11. Early the next morning, when the wonderful smell wakes you up, check the ratio between the liquid and the ingredients and adjust the temperature of the oven if necessary. Continue checking every hour or so until you are ready to serve. There is a delicate balance that you are trying to strike between the temperature of your oven, the ratio of liquid to ingredients in your pot, and the time that you plan to serve the cholent. Ideally, the cholent is ready when all of the liquid has been absorbed by the ingredients. If there is too much liquid you may consider turning up the heat by a little or removing the lid. If there is too little, you may need to turn the heat down or in some rare instances add a touch more water. It’s ok if there is some liquid leftover in the pot at the very end - it happens sometimes.

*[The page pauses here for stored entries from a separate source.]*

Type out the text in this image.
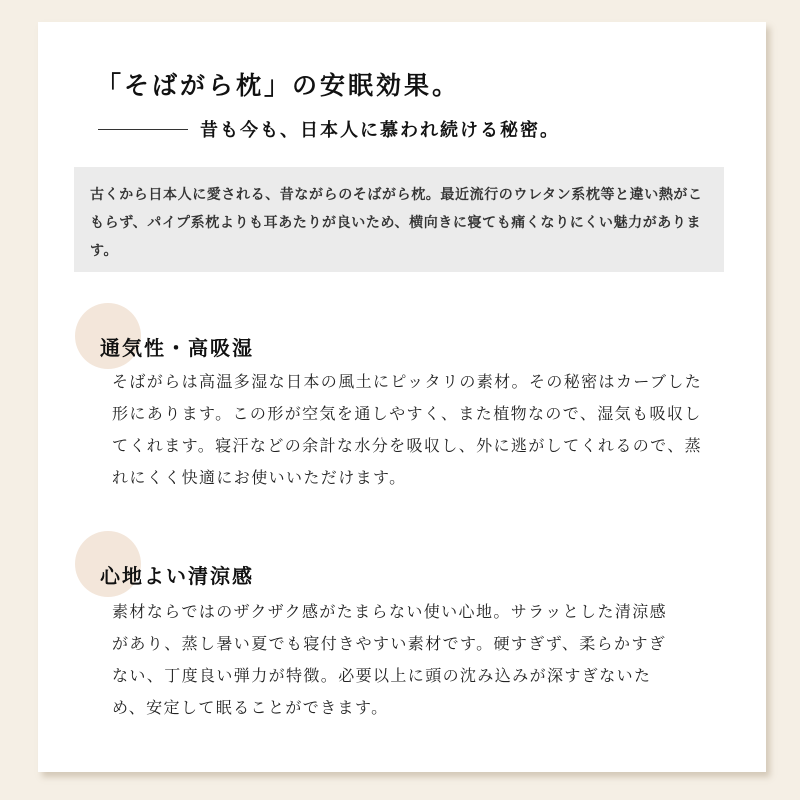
「そばがら枕」の安眠効果。
昔も今も、日本人に慕われ続ける秘密。

古くから日本人に愛される、昔ながらのそばがら枕。最近流行のウレタン系枕等と違い熱がこもらず、パイプ系枕よりも耳あたりが良いため、横向きに寝ても痛くなりにくい魅力があります。

通気性・高吸湿

そばがらは高温多湿な日本の風土にピッタリの素材。その秘密はカーブした形にあります。この形が空気を通しやすく、また植物なので、湿気も吸収してくれます。寝汗などの余計な水分を吸収し、外に逃がしてくれるので、蒸れにくく快適にお使いいただけます。

心地よい清涼感

素材ならではのザクザク感がたまらない使い心地。サラッとした清涼感があり、蒸し暑い夏でも寝付きやすい素材です。硬すぎず、柔らかすぎない、丁度良い弾力が特徴。必要以上に頭の沈み込みが深すぎないため、安定して眠ることができます。
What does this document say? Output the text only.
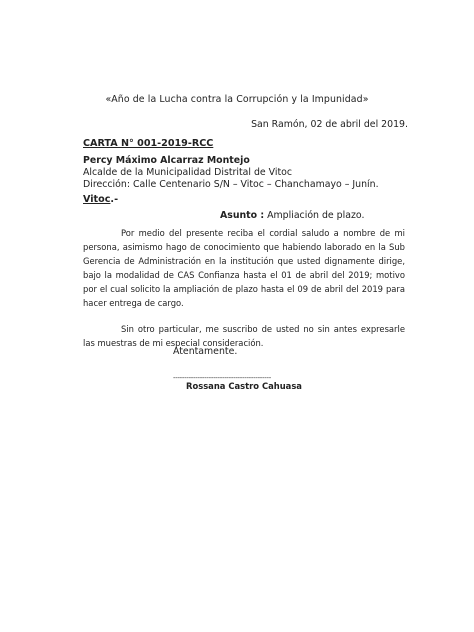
«Año de la Lucha contra la Corrupción y la Impunidad»
San Ramón, 02 de abril del 2019.
CARTA N° 001-2019-RCC
Percy Máximo Alcarraz Montejo
Alcalde de la Municipalidad Distrital de Vitoc
Dirección: Calle Centenario S/N – Vitoc – Chanchamayo – Junín.
Vitoc.-
Asunto : Ampliación de plazo.

Por medio del presente reciba el cordial saludo a nombre de mi persona, asimismo hago de conocimiento que habiendo laborado en la Sub Gerencia de Administración en la institución que usted dignamente dirige, bajo la modalidad de CAS Confianza hasta el 01 de abril del 2019; motivo por el cual solicito la ampliación de plazo hasta el 09 de abril del 2019 para hacer entrega de cargo.

Sin otro particular, me suscribo de usted no sin antes expresarle las muestras de mi especial consideración.

Atentamente.
--------------------------------------------
Rossana Castro Cahuasa
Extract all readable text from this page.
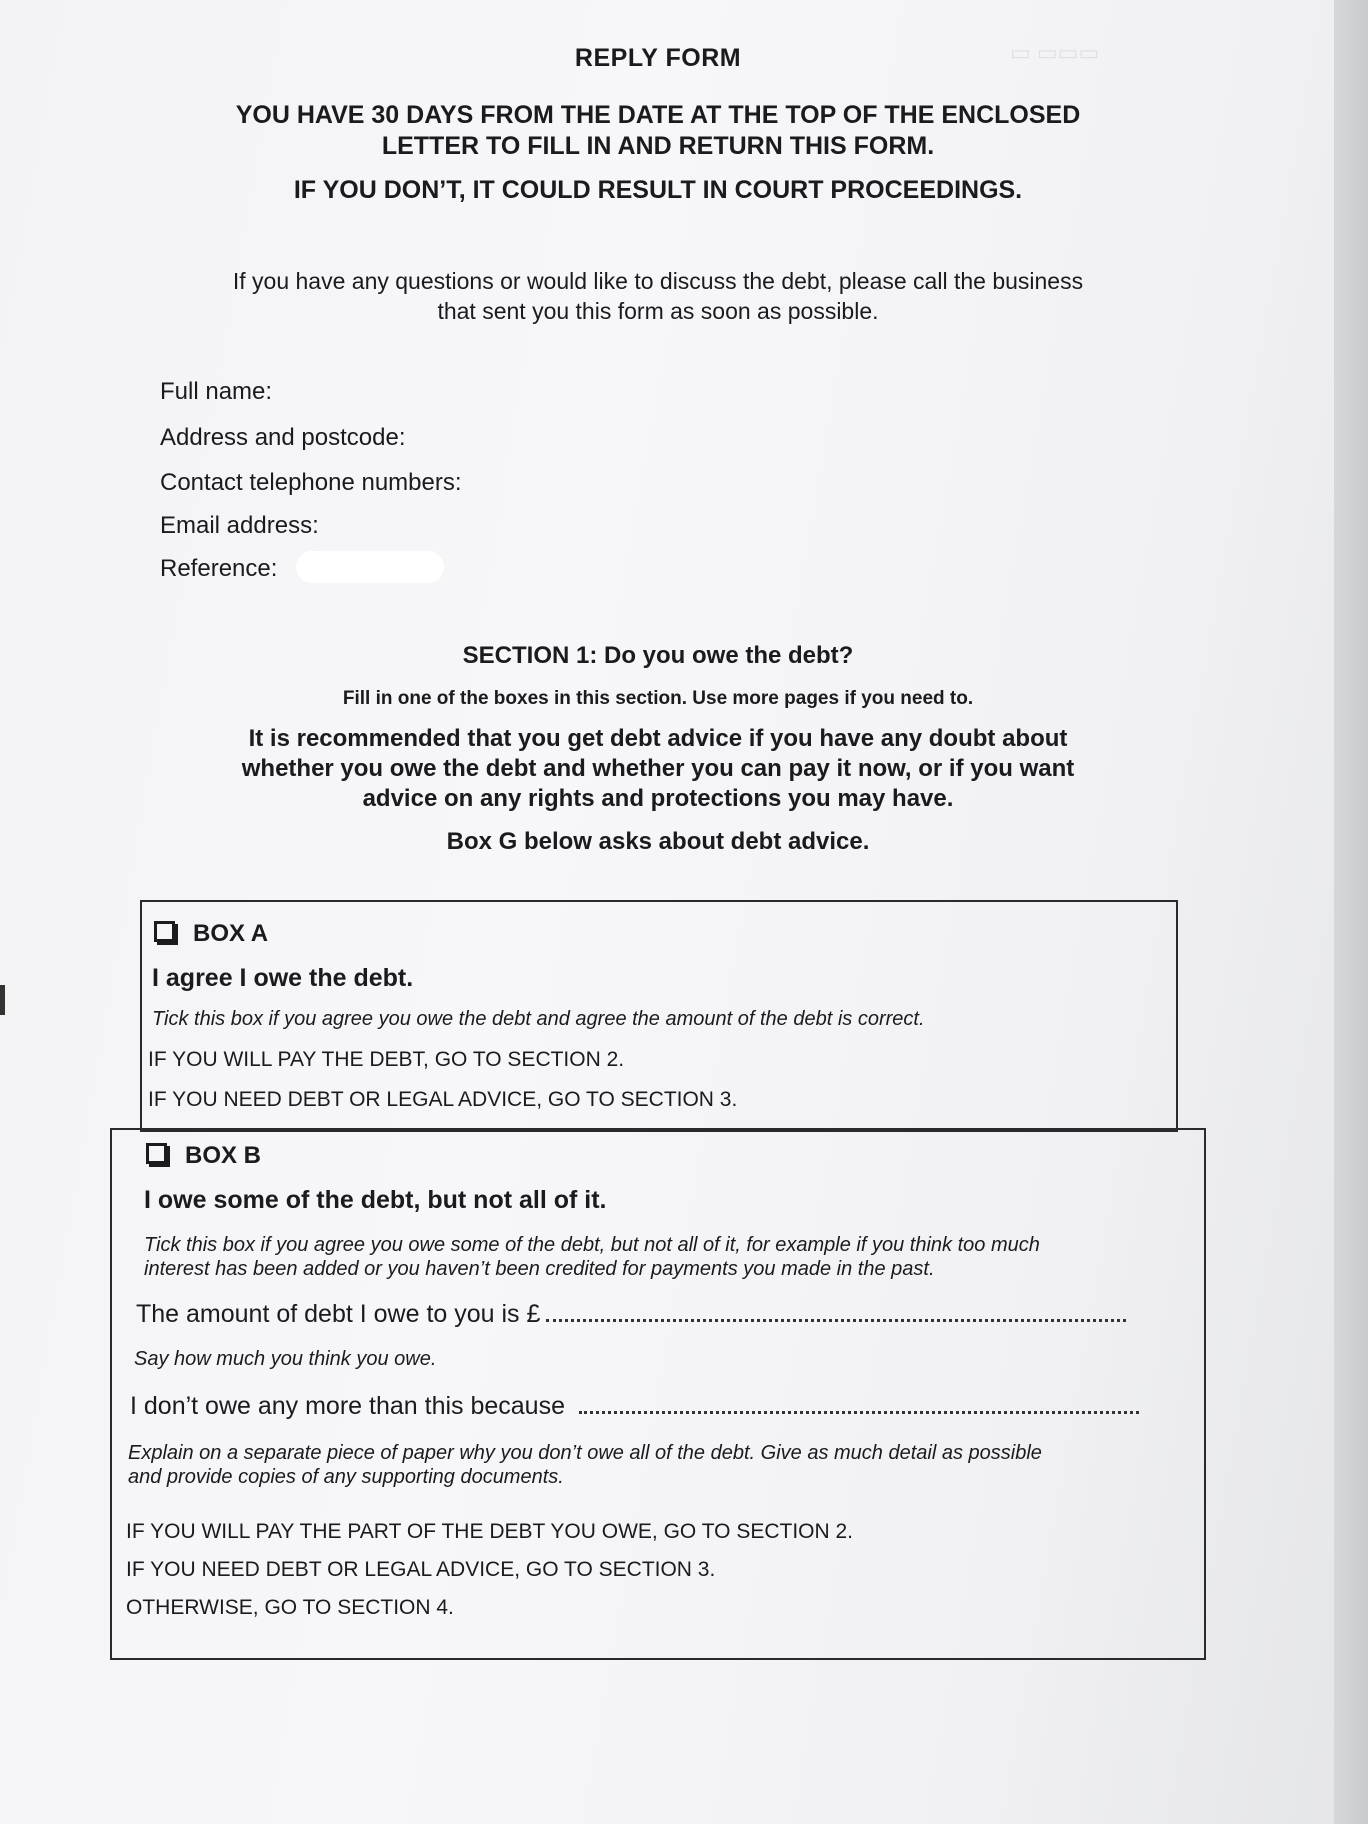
▭ ▭▭▭
REPLY FORM
YOU HAVE 30 DAYS FROM THE DATE AT THE TOP OF THE ENCLOSED
LETTER TO FILL IN AND RETURN THIS FORM.
IF YOU DON’T, IT COULD RESULT IN COURT PROCEEDINGS.
If you have any questions or would like to discuss the debt, please call the business
that sent you this form as soon as possible.
Full name:
Address and postcode:
Contact telephone numbers:
Email address:
Reference:
SECTION 1: Do you owe the debt?
Fill in one of the boxes in this section. Use more pages if you need to.
It is recommended that you get debt advice if you have any doubt about
whether you owe the debt and whether you can pay it now, or if you want
advice on any rights and protections you may have.
Box G below asks about debt advice.
BOX A
I agree I owe the debt.
Tick this box if you agree you owe the debt and agree the amount of the debt is correct.
IF YOU WILL PAY THE DEBT, GO TO SECTION 2.
IF YOU NEED DEBT OR LEGAL ADVICE, GO TO SECTION 3.
BOX B
I owe some of the debt, but not all of it.
Tick this box if you agree you owe some of the debt, but not all of it, for example if you think too much
interest has been added or you haven’t been credited for payments you made in the past.
The amount of debt I owe to you is £
Say how much you think you owe.
I don’t owe any more than this because
Explain on a separate piece of paper why you don’t owe all of the debt. Give as much detail as possible
and provide copies of any supporting documents.
IF YOU WILL PAY THE PART OF THE DEBT YOU OWE, GO TO SECTION 2.
IF YOU NEED DEBT OR LEGAL ADVICE, GO TO SECTION 3.
OTHERWISE, GO TO SECTION 4.
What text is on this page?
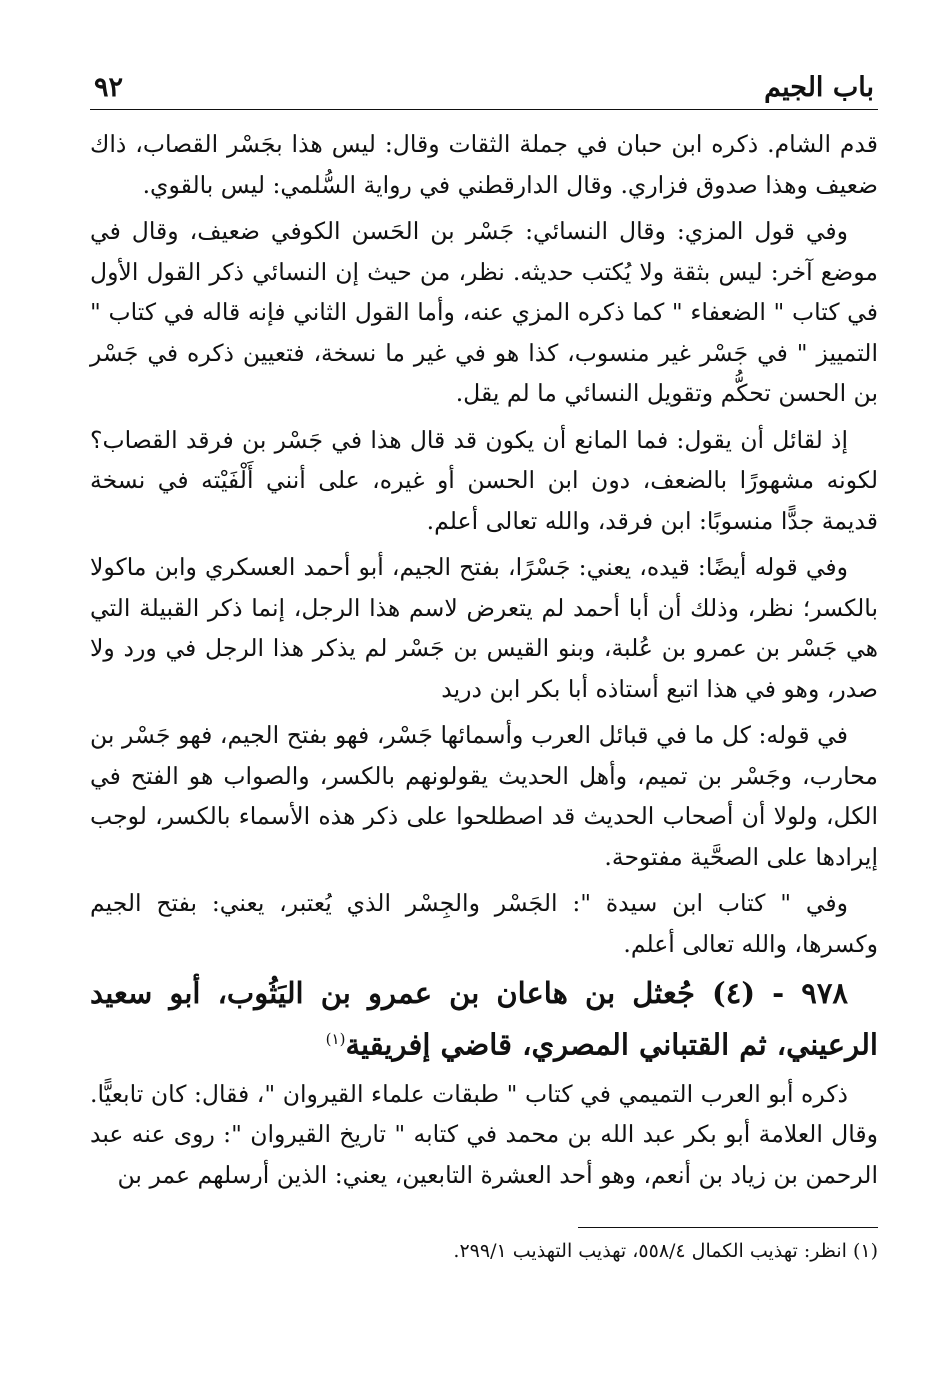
باب الجيم
٩٢

قدم الشام. ذكره ابن حبان في جملة الثقات وقال: ليس هذا بجَسْر القصاب، ذاك ضعيف وهذا صدوق فزاري. وقال الدارقطني في رواية السُّلمي: ليس بالقوي.

وفي قول المزي: وقال النسائي: جَسْر بن الحَسن الكوفي ضعيف، وقال في موضع آخر: ليس بثقة ولا يُكتب حديثه. نظر، من حيث إن النسائي ذكر القول الأول في كتاب " الضعفاء " كما ذكره المزي عنه، وأما القول الثاني فإنه قاله في كتاب " التمييز " في جَسْر غير منسوب، كذا هو في غير ما نسخة، فتعيين ذكره في جَسْر بن الحسن تحكُّم وتقويل النسائي ما لم يقل.

إذ لقائل أن يقول: فما المانع أن يكون قد قال هذا في جَسْر بن فرقد القصاب؟ لكونه مشهورًا بالضعف، دون ابن الحسن أو غيره، على أنني أَلْفَيْته في نسخة قديمة جدًّا منسوبًا: ابن فرقد، والله تعالى أعلم.

وفي قوله أيضًا: قيده، يعني: جَسْرًا، بفتح الجيم، أبو أحمد العسكري وابن ماكولا بالكسر؛ نظر، وذلك أن أبا أحمد لم يتعرض لاسم هذا الرجل، إنما ذكر القبيلة التي هي جَسْر بن عمرو بن عُلبة، وبنو القيس بن جَسْر لم يذكر هذا الرجل في ورد ولا صدر، وهو في هذا اتبع أستاذه أبا بكر ابن دريد

في قوله: كل ما في قبائل العرب وأسمائها جَسْر، فهو بفتح الجيم، فهو جَسْر بن محارب، وجَسْر بن تميم، وأهل الحديث يقولونهم بالكسر، والصواب هو الفتح في الكل، ولولا أن أصحاب الحديث قد اصطلحوا على ذكر هذه الأسماء بالكسر، لوجب إيرادها على الصحَّية مفتوحة.

وفي " كتاب ابن سيدة ": الجَسْر والجِسْر الذي يُعتبر، يعني: بفتح الجيم وكسرها، والله تعالى أعلم.

٩٧٨ - (٤) جُعثل بن هاعان بن عمرو بن اليَثُوب، أبو سعيد الرعيني، ثم القتباني المصري، قاضي إفريقية$^{(١)}$

ذكره أبو العرب التميمي في كتاب " طبقات علماء القيروان "، فقال: كان تابعيًّا. وقال العلامة أبو بكر عبد الله بن محمد في كتابه " تاريخ القيروان ": روى عنه عبد الرحمن بن زياد بن أنعم، وهو أحد العشرة التابعين، يعني: الذين أرسلهم عمر بن

(١) انظر: تهذيب الكمال ٥٥٨/٤، تهذيب التهذيب ٢٩٩/١.
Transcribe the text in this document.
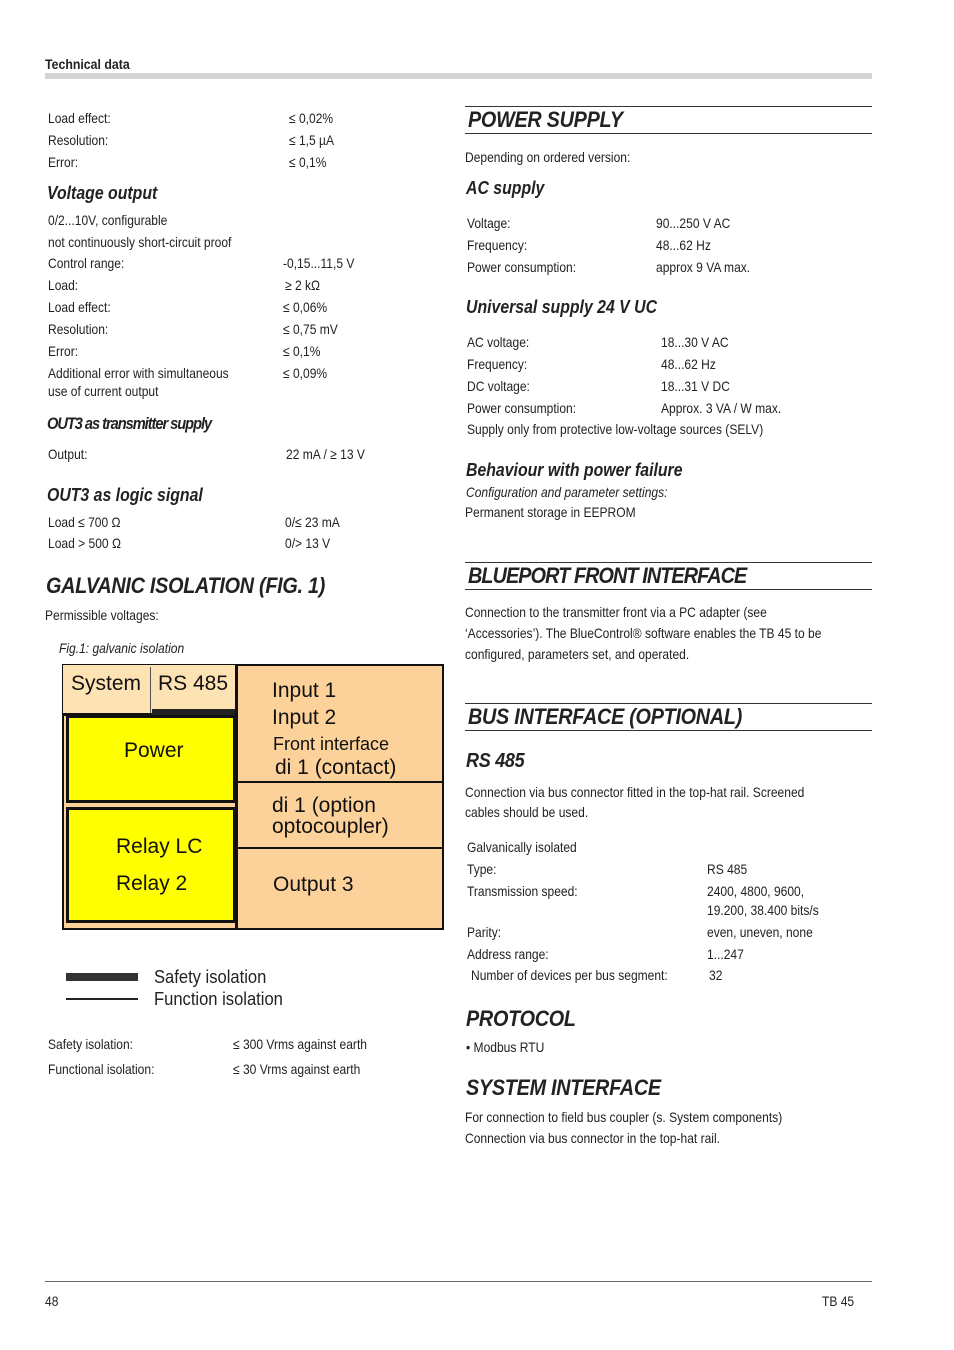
Technical data
Load effect:	≤ 0,02%
Resolution:	≤ 1,5 µA
Error:	≤ 0,1%
Voltage output
0/2...10V, configurable
not continuously short-circuit proof
Control range:	-0,15...11,5 V
Load:	≥ 2 kΩ
Load effect:	≤ 0,06%
Resolution:	≤ 0,75 mV
Error:	≤ 0,1%
Additional error with simultaneous
use of current output
≤ 0,09%
OUT3 as transmitter supply
Output:	22 mA / ≥ 13 V
OUT3 as logic signal
Load ≤ 700 Ω	0/≤ 23 mA
Load > 500 Ω	0/> 13 V
GALVANIC ISOLATION (FIG. 1)
Permissible voltages:
Fig.1: galvanic isolation
System RS 485
Power
Relay LC
Relay 2
Input 1
Input 2
Front interface
di 1 (contact)
di 1 (option
optocoupler)
Output 3
Safety isolation
Function isolation
Safety isolation:	≤ 300 Vrms against earth
Functional isolation:	≤ 30 Vrms against earth
POWER SUPPLY
Depending on ordered version:
AC supply
Voltage:	90...250 V AC
Frequency:	48...62 Hz
Power consumption:	approx 9 VA max.
Universal supply 24 V UC
AC voltage:	18...30 V AC
Frequency:	48...62 Hz
DC voltage:	18...31 V DC
Power consumption:	Approx. 3 VA / W max.
Supply only from protective low-voltage sources (SELV)
Behaviour with power failure
Configuration and parameter settings:
Permanent storage in EEPROM
BLUEPORT FRONT INTERFACE
Connection to the transmitter front via a PC adapter (see
‘Accessories’). The BlueControl® software enables the TB 45 to be
configured, parameters set, and operated.
BUS INTERFACE (OPTIONAL)
RS 485
Connection via bus connector fitted in the top-hat rail. Screened
cables should be used.
Galvanically isolated
Type:	RS 485
Transmission speed:	2400, 4800, 9600,
19.200, 38.400 bits/s
Parity:	even, uneven, none
Address range:	1...247
Number of devices per bus segment:	32
PROTOCOL
• Modbus RTU
SYSTEM INTERFACE
For connection to field bus coupler (s. System components)
Connection via bus connector in the top-hat rail.
48	TB 45
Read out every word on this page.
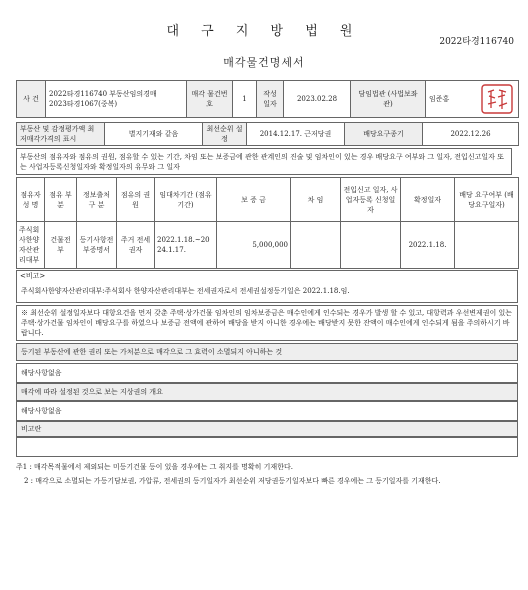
대 구 지 방 법 원
2022타경116740
매각물건명세서
사 건	
2022타경116740 부동산임의경매
2023타경1067(중복)
	매각 물건번호	1	작성 일자	2023.02.28	담임법관 (사법보좌관)	임준홍
부동산 및 감정평가액 최저매각가격의 표시	별지기재와 같음	최선순위 설정	2014.12.17. 근저당권	배당요구종기	2022.12.26
부동산의 점유자와 점유의 권원, 점유할 수 있는 기간, 차임 또는 보증금에 관한 관계인의 진술 및 임차인이 있는 경우 배당요구 여부와 그 일자, 전입신고일자 또는 사업자등록신청일자와 확정일자의 유무와 그 일자
점유자 성 명	점유 부분	정보출처 구 분	점유의 권 원	임대차기간 (점유기간)	보 증 금	차 임	전입신고 일자, 사업자등록 신청일자	확정일자	배당 요구여부 (배당요구일자)
주식회사한양자산관리대부	건물전부	등기사항전부증명서	주거 전세권자	2022.1.18.~2024.1.17.	5,000,000			2022.1.18.	
<비고>
주식회사한양자산관리대부:주식회사 한양자산관리대부는 전세권자로서 전세권설정등기일은 2022.1.18.임.
※ 최선순위 설정일자보다 대항요건을 먼저 갖춘 주택·상가건물 임차인의 임차보증금은 매수인에게 인수되는 경우가 발생 할 수 있고, 대항력과 우선변제권이 있는 주택·상가건물 임차인이 배당요구를 하였으나 보증금 전액에 관하여 배당을 받지 아니한 경우에는 배당받지 못한 잔액이 매수인에게 인수되게 됨을 주의하시기 바랍니다.
등기된 부동산에 관한 권리 또는 가처분으로 매각으로 그 효력이 소멸되지 아니하는 것
해당사항없음
매각에 따라 설정된 것으로 보는 지상권의 개요
해당사항없음
비고란
주1 : 매각목적물에서 제외되는 미등기건물 등이 있을 경우에는 그 취지를 명확히 기재한다.
2 : 매각으로 소멸되는 가등기담보권, 가압류, 전세권의 등기일자가 최선순위 저당권등기일자보다 빠른 경우에는 그 등기일자를 기재한다.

12. For serving: place the eggs (peeled if you are very generous to your guests), chestnuts, and rice (removed from the cloth) in separate bowls and dig in, each person assembling their own bowl of ingredients.

Chef’s Notes
Tziona’s family keeps everything else on the table light, because the cholent is so rich and satisfying. They typically serve beet salad (cooked and sliced thin with an onion, garlic, vinegar, and olive oil), green salad with citrus in a mustard lemon dressing, and either a tomato salad, radish and scallion salad, or green salad with mushrooms - depending on what they have on hand. To aid digestion, Tziona recommends serving a fruit compote with prunes at the end of the meal. After cholent a nap is common if not necessary!